Tun sie das, wäre dies mit konkreten Vorgaben und Auflagen für Italien verbunden, die Schulden zu senken. Ignoriert die Regierung in Rom diese weiterhin, können Geldstrafen folgen.

Schuss vor den Bug

Bereits Ende vergangenen Jahres hatte die EU-Kommission Italien mit einem Verfahren gedroht. Nachdem Rom jedoch versprochen hatte, auf rund zehn Milliarden Euro Ausgaben zu verzichten, legten beide Seiten ihren Streit vorerst bei.

Doch schon damals hatte Brüssel Zweifel an der Belastbarkeit der Zusagen aus Rom. Denn dort regiert seit Sommer 2018 eine Koalitionen aus der weit rechts stehenden Lega und der linkspopulistischen Fünf-Sterne-Bewegung. Sie hatte im Wahlkampf eine Abkehr vom Sparkurs versprochen und will Sozialausgaben erhöhen und Steuern senken.

Italiens Finanzlage sei im vergangenen Jahr «in zwei Bereichen problematisch» gewesen, sagte EU-Wirtschaftskommissar Pierre Moscovici am Mittwoch. Anstatt seine Gesamtverschuldung zu reduzieren, sei diese von 131 auf 132 Prozent gestiegen. Zudem habe Rom auch bei seinem strukturellen Haushaltsdefizit Empfehlungen der Euro-Partner nicht umgesetzt.

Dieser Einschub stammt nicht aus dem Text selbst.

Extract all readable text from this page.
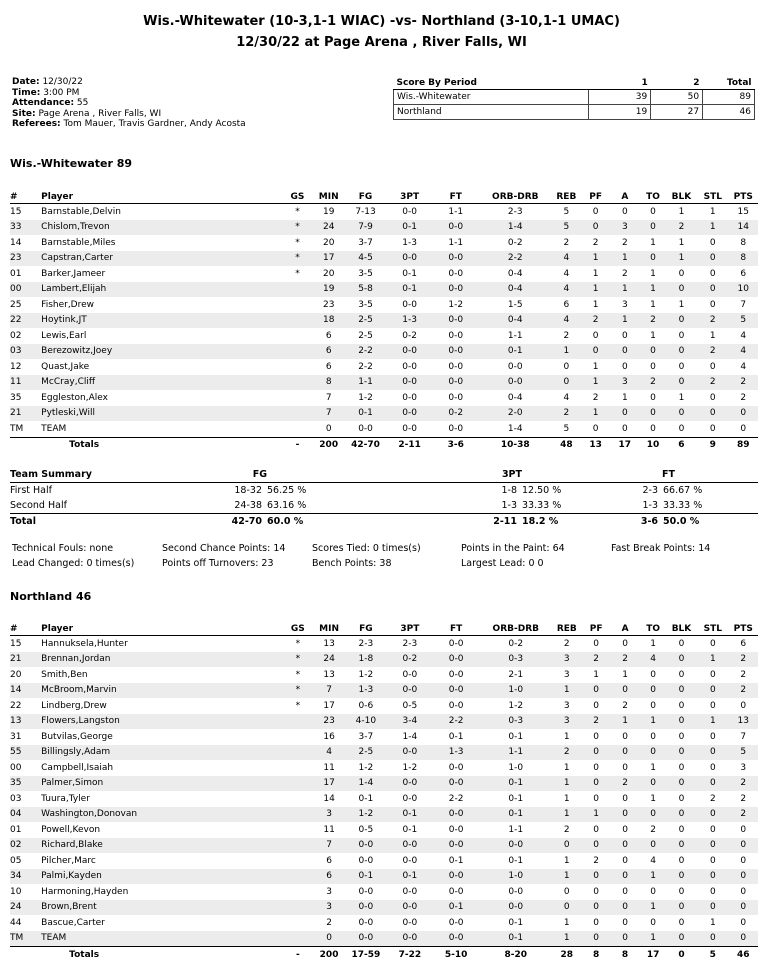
Wis.-Whitewater (10-3,1-1 WIAC) -vs- Northland (3-10,1-1 UMAC)
12/30/22 at Page Arena , River Falls, WI
Date: 12/30/22
Time: 3:00 PM
Attendance: 55
Site: Page Arena , River Falls, WI
Referees: Tom Mauer, Travis Gardner, Andy Acosta
Score By Period	1	2	Total
Wis.-Whitewater	39	50	89
Northland	19	27	46
Wis.-Whitewater 89
#	Player	GS	MIN	FG	3PT	FT	ORB-DRB	REB	PF	A	TO	BLK	STL	PTS
15	Barnstable,Delvin	*	19	7-13	0-0	1-1	2-3	5	0	0	0	1	1	15
33	Chislom,Trevon	*	24	7-9	0-1	0-0	1-4	5	0	3	0	2	1	14
14	Barnstable,Miles	*	20	3-7	1-3	1-1	0-2	2	2	2	1	1	0	8
23	Capstran,Carter	*	17	4-5	0-0	0-0	2-2	4	1	1	0	1	0	8
01	Barker,Jameer	*	20	3-5	0-1	0-0	0-4	4	1	2	1	0	0	6
00	Lambert,Elijah		19	5-8	0-1	0-0	0-4	4	1	1	1	0	0	10
25	Fisher,Drew		23	3-5	0-0	1-2	1-5	6	1	3	1	1	0	7
22	Hoytink,JT		18	2-5	1-3	0-0	0-4	4	2	1	2	0	2	5
02	Lewis,Earl		6	2-5	0-2	0-0	1-1	2	0	0	1	0	1	4
03	Berezowitz,Joey		6	2-2	0-0	0-0	0-1	1	0	0	0	0	2	4
12	Quast,Jake		6	2-2	0-0	0-0	0-0	0	1	0	0	0	0	4
11	McCray,Cliff		8	1-1	0-0	0-0	0-0	0	1	3	2	0	2	2
35	Eggleston,Alex		7	1-2	0-0	0-0	0-4	4	2	1	0	1	0	2
21	Pytleski,Will		7	0-1	0-0	0-2	2-0	2	1	0	0	0	0	0
TM	TEAM		0	0-0	0-0	0-0	1-4	5	0	0	0	0	0	0
	Totals	-	200	42-70	2-11	3-6	10-38	48	13	17	10	6	9	89
Team Summary	FG		3PT		FT
First Half	18-32	56.25 %	1-8	12.50 %	2-3 66.67 %
Second Half	24-38	63.16 %	1-3	33.33 %	1-3 33.33 %
Total	42-70	60.0 %	2-11	18.2 %	3-6 50.0 %
Technical Fouls: none
Lead Changed: 0 times(s)
Second Chance Points: 14
Points off Turnovers: 23
Scores Tied: 0 times(s)
Bench Points: 38
Points in the Paint: 64
Largest Lead: 0 0
Fast Break Points: 14
Northland 46
#	Player	GS	MIN	FG	3PT	FT	ORB-DRB	REB	PF	A	TO	BLK	STL	PTS
15	Hannuksela,Hunter	*	13	2-3	2-3	0-0	0-2	2	0	0	1	0	0	6
21	Brennan,Jordan	*	24	1-8	0-2	0-0	0-3	3	2	2	4	0	1	2
20	Smith,Ben	*	13	1-2	0-0	0-0	2-1	3	1	1	0	0	0	2
14	McBroom,Marvin	*	7	1-3	0-0	0-0	1-0	1	0	0	0	0	0	2
22	Lindberg,Drew	*	17	0-6	0-5	0-0	1-2	3	0	2	0	0	0	0
13	Flowers,Langston		23	4-10	3-4	2-2	0-3	3	2	1	1	0	1	13
31	Butvilas,George		16	3-7	1-4	0-1	0-1	1	0	0	0	0	0	7
55	Billingsly,Adam		4	2-5	0-0	1-3	1-1	2	0	0	0	0	0	5
00	Campbell,Isaiah		11	1-2	1-2	0-0	1-0	1	0	0	1	0	0	3
35	Palmer,Simon		17	1-4	0-0	0-0	0-1	1	0	2	0	0	0	2
03	Tuura,Tyler		14	0-1	0-0	2-2	0-1	1	0	0	1	0	2	2
04	Washington,Donovan		3	1-2	0-1	0-0	0-1	1	1	0	0	0	0	2
01	Powell,Kevon		11	0-5	0-1	0-0	1-1	2	0	0	2	0	0	0
02	Richard,Blake		7	0-0	0-0	0-0	0-0	0	0	0	0	0	0	0
05	Pilcher,Marc		6	0-0	0-0	0-1	0-1	1	2	0	4	0	0	0
34	Palmi,Kayden		6	0-1	0-1	0-0	1-0	1	0	0	1	0	0	0
10	Harmoning,Hayden		3	0-0	0-0	0-0	0-0	0	0	0	0	0	0	0
24	Brown,Brent		3	0-0	0-0	0-1	0-0	0	0	0	1	0	0	0
44	Bascue,Carter		2	0-0	0-0	0-0	0-1	1	0	0	0	0	1	0
TM	TEAM		0	0-0	0-0	0-0	0-1	1	0	0	1	0	0	0
	Totals	-	200	17-59	7-22	5-10	8-20	28	8	8	17	0	5	46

Im Jahr 2020 werde zudem erwartet, dass das Haushaltsdefizit insgesamt bei 3,5 Prozent liege und damit über der EU-Vorgabe von maximal drei Prozent, erklärte Moscovici weiter. Die Gesamtverschuldung könnte laut EU-Kommission bis 2020 auf 135,7 Prozent steigen. «Auf dieser Grundlage (...) sind wir zu dem Schluss gekommen, dass das Schuldenkriterium derzeit nicht eingehalten wird», sagte Moscovici.

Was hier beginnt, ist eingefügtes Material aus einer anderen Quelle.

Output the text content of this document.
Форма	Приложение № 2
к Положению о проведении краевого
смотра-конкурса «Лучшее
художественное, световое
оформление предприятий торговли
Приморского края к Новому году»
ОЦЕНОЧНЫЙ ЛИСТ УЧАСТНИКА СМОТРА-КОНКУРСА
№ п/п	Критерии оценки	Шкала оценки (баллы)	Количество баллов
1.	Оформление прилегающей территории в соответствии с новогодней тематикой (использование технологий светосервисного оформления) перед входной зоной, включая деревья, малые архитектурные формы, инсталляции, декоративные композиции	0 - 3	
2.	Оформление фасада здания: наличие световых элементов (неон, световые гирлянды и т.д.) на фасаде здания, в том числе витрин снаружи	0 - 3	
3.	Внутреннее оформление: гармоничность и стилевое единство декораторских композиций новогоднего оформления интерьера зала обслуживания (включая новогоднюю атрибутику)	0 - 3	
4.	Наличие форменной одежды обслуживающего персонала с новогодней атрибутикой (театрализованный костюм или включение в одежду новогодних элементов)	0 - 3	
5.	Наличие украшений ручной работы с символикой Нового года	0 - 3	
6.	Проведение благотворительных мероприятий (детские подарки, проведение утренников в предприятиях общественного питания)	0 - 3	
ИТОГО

In dem nun von Brüssel empfohlenen Verfahren könnte Rom am Ende eine Geldbusse von 0,2 Prozent der jährlichen Wirtschaftsleistung drohen. Dies wären 3,5 Milliarden Euro. Allerdings hat die EU bisher letztlich immer auf Geldstrafen gegen Mitgliedstaaten verzichtet, die gegen die Haushalts- und Verschuldungsvorgaben verstiessen.

Kritik zurückgewiesen

Italiens Vizepremierminister und Chef der populistischen Fünf-Sterne-Bewegung Luigi Di Maio erklärte sich zu Dialogbereitschaft mit Brüssel in Sachen Verschuldung bereit: «Italien ist ein Land, das sein Wort hält.»

Es sei aber lästig, «dass man jeden Tag einen neuen Grund findet, um über Italien und diese Regierung schlecht zu sprechen», kommentierte er am Mittwoch auf Facebook.

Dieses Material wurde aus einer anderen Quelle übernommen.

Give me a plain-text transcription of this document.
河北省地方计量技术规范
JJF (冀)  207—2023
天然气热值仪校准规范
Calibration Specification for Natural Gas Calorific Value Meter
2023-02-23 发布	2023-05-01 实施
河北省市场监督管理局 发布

An den von der Regierung verabschiedeten Reformen - unter anderem Grundeinkommen und Pensionsreform - will er zudem festhalten. Für die hohe Verschuldung machte Di Maio die Vorgängerregierung verantwortlich. Diese sei vor allem in den Jahren 2017 und 2018 gestiegen, als eine Mitte-Links-Regierung im Amt war.

«Seit Jahren zahlt Italien Europa mehr, als es zurückbekommt.» Seit Jahren würde Italien in Sachen Migration total ignoriert. «So geht es nicht, so ist es zu einfach!», schrieb der 32-jährige weiter.

Andere EU-Länder, die Italien attackieren, hätten zudem mehr Defizit als von den EU-Verträgen erlaubt, argumentierte Di Maio. Es sei unerhört, dass ein Land wie Italien mit sechs Millionen Arbeitslosen kritisiert werde, weil es in Wachstum, Beschäftigung und Senkung des Steuerdrucks investieren wolle.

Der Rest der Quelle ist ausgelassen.